Ce qui semble, c’est que les forums virtuels permettent l’élargissement du mainstream. On se dit que nul n’y risquant vraiment une lapidation, chacun ose déclamer ses ethos-pathos spéciaux.
Mais si cet élargissement était réel, le mainstream serait déjà beaucoup plus large et une personne déclamant son amour pour les chevaux ou les rats ne serait pas stigmatisée.
En réalité, le mainstream (Du Net et de la rue) restent étroit (tout en changeant au fil des générations)
Pour l’instant les forums virtuels proposent des formules où les internautes peuvent tous jouer le rôle de flic-juge-archange en considérant la foule et en mesurant son impact sur elle. Dans ces conditions tout à fait similaires à celles d’un véritable forum en viande, le mainstream ne peut pas s’élargir de beaucoup.
Pour qu’un mainstream s’élargisse, il faudrait que chacun puisse exposer son papier (automatiquement publié) et qu’il n’y ait aucune possibilité pour quiconque d’en mesurer l’impact sur les autres, sur les masses (Aucune intervention, aucun commentaire, aucune notation).
Il faudrait que chacun découvre des papiers en tous genres sans qu’il ait la moindre indication sur qui les lit, combien les lisent, ni ce que les lecteurs en pensent.
Mais, si on proposait ce genre de mur d’opinions sans aucune sorte de commentaire ou de bruissement de foule, chaque lecteur se demandera comment les autres apprécient tel ou tel papier.
Chacun aura des audaces logos ethos et pathos plus larges mais dès que ces hyper larges exprimeront leur vision face à des gens en viande et en groupe, ils découvriront le feu des pierres que leur lanceront ceux de ce groupe qui pratiquent surtout le papotage de vrai bistro.
Si pendant 2 ans, nous interdisions à tous les Français de pratiquer le papotage en viande et qu’ils ne puissent s’exprimer que sur mur dazibao virtuel (sans la moindre indication sur la foule qui les lit) et qu’ensuite on les autorise à papoter en groupes réels, ils constateront un immense éventail d’idées mais sans avoir de repère mainstream.

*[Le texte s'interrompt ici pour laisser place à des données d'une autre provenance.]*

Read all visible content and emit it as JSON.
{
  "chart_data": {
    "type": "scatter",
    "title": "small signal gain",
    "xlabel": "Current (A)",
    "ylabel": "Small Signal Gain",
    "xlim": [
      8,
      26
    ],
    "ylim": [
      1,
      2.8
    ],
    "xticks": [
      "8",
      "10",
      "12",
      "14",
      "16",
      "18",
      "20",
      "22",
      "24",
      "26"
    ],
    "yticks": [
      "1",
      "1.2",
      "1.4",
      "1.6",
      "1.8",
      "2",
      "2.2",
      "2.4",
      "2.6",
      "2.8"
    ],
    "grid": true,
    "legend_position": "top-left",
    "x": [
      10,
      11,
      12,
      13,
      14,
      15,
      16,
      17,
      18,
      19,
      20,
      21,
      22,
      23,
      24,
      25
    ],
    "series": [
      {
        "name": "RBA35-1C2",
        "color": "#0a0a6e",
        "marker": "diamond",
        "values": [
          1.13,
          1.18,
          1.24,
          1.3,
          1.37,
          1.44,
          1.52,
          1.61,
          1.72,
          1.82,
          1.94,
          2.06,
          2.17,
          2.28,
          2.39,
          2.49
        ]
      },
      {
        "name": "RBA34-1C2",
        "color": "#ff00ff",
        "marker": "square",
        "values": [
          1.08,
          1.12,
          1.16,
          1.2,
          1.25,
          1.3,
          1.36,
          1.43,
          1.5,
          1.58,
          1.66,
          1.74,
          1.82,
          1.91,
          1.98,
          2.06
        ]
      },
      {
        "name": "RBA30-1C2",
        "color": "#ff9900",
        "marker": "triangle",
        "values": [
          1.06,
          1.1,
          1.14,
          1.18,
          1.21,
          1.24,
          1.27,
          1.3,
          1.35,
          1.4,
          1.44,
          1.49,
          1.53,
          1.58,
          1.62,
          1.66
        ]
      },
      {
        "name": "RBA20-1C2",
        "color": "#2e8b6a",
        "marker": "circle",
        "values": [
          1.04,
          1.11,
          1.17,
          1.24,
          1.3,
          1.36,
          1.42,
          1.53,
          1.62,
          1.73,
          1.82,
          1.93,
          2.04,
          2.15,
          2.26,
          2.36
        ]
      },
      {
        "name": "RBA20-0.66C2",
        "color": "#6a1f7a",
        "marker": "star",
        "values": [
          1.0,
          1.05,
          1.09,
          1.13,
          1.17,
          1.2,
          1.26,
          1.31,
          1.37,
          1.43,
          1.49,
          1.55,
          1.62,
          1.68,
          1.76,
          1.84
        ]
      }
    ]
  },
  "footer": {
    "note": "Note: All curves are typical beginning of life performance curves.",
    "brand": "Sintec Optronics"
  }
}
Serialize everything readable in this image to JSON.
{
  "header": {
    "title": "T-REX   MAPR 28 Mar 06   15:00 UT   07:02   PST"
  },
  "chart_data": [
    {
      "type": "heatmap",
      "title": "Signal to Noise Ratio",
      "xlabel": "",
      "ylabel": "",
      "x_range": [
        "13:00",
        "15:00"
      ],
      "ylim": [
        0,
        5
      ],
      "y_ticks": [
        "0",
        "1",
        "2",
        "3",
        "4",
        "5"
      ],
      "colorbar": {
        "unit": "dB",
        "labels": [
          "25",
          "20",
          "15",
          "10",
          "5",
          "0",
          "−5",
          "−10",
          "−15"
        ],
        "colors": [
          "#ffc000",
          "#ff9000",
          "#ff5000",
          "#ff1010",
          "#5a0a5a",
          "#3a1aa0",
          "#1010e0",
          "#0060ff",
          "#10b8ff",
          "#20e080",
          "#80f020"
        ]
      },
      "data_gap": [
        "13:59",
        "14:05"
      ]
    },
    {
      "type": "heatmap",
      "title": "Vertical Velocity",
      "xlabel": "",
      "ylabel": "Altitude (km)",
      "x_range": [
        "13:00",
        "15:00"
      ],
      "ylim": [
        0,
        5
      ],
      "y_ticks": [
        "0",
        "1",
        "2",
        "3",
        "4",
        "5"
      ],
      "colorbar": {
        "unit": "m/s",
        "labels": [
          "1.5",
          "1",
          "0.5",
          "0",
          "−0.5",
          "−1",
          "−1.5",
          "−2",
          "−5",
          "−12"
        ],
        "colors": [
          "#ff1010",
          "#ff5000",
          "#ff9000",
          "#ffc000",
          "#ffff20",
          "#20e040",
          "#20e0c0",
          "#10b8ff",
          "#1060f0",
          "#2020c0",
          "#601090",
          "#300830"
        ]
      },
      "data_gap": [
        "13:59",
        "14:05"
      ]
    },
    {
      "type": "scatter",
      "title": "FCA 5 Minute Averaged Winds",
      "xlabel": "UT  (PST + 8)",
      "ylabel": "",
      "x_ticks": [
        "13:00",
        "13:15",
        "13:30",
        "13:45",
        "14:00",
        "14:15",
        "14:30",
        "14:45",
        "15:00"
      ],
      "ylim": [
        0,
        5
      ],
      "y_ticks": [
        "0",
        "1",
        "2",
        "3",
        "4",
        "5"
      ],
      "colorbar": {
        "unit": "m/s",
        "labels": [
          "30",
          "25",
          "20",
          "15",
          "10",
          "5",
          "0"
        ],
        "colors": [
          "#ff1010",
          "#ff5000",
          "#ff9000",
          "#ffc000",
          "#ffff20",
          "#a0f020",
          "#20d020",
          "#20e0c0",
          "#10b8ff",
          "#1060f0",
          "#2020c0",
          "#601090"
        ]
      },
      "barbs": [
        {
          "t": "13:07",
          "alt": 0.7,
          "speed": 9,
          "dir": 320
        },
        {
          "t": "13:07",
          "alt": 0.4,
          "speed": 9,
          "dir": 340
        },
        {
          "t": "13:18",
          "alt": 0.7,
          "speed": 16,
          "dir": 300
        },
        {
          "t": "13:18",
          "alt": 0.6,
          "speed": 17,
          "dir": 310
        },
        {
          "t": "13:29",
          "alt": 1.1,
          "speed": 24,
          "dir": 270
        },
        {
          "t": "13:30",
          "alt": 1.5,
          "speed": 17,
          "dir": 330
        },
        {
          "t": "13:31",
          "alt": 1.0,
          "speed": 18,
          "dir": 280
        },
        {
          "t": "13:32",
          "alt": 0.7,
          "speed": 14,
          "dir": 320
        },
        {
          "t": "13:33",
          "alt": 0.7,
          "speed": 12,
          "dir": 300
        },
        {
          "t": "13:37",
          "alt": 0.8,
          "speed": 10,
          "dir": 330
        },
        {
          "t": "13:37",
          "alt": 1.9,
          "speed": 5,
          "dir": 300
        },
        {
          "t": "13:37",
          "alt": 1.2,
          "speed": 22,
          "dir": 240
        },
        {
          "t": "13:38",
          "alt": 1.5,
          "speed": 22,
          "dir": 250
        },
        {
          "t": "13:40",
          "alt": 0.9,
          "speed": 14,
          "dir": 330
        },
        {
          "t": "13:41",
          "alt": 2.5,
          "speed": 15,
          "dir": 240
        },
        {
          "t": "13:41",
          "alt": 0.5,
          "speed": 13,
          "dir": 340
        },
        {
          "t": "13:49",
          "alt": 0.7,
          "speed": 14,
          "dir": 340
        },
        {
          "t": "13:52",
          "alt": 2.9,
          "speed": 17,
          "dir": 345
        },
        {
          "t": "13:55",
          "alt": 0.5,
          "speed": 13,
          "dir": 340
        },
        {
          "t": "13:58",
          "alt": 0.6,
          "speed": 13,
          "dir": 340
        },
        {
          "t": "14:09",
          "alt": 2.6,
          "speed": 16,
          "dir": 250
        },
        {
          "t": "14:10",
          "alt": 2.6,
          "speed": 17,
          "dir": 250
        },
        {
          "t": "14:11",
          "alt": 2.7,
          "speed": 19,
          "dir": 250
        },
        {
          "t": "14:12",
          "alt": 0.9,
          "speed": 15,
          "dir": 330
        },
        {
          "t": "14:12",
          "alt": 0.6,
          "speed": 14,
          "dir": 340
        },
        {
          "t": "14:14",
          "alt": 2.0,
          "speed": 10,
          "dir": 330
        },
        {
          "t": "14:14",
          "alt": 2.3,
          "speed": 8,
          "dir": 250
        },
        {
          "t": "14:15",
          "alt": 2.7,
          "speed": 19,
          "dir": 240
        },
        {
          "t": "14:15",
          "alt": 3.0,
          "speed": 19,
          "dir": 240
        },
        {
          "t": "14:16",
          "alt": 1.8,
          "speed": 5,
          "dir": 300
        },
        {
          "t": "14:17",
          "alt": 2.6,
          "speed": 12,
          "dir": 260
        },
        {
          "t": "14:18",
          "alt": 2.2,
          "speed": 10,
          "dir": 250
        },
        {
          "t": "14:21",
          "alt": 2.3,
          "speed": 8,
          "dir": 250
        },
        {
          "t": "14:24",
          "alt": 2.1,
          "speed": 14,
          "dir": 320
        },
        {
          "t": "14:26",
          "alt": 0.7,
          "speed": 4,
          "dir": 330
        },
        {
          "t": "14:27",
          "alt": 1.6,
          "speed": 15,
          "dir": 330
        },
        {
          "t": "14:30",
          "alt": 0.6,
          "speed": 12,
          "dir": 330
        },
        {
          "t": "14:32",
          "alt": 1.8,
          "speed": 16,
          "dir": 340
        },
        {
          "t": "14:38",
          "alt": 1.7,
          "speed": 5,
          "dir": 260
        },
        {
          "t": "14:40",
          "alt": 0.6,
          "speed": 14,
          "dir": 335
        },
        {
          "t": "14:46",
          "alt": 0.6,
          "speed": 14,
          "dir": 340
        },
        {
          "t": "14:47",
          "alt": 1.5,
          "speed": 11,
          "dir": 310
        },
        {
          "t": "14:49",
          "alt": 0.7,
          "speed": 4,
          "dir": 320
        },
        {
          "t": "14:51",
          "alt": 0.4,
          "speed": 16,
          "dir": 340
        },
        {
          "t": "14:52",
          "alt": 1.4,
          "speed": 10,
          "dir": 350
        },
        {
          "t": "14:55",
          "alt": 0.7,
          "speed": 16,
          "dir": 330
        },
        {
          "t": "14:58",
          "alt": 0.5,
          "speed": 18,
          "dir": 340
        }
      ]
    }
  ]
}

Ils seraient comme devant un océan d’idées mais ne verraient aucune direction particulière. Ils se demanderont vers où aller.
Se mettant à s’exprimer en viande, ils constateront alors que les prémices des premiers courants iront à « Nous devons tous manger et pisser » Ah ! les voilà déjà avec l’impression de former une communauté. Et, s’ils continuent de se parler vraiment en groupes, ils verront que c’est en partant de ces obligations premières bouffe-cul que s’organisent les courants d’opinion, les uns disant que l’oeuf se mange mieux par le petit bout, les autres disant l’inverse.
Il ne faut pas croire qu’on peut se passer du mainstream ou qu’on puisse beaucoup l’élargir. Il nous aliène, nous lynche, nous motive et nous structure à la fois.
Pour le dire autrement, le plaisir que tire Alinéa (Ou Bartabas, ou Piaf, ou Dion ou Hugo lors d’Hernani) à exposer à la foule ses ethos-pathos provient du déplaisir qu’elle pourrait ressentir à se faire lyncher. Sa motivation à publier son ethos-pathos provient d’un désir de jouer le risque entre acclamations et lapidations. Il ne peut pas y avoir d’acclamation sans lapidation.
Applaudir ici c’est lyncher ailleurs. Bien noter un élève c’est mal noter un autre. Féliciter quelqu’un c’est blâmer un autre.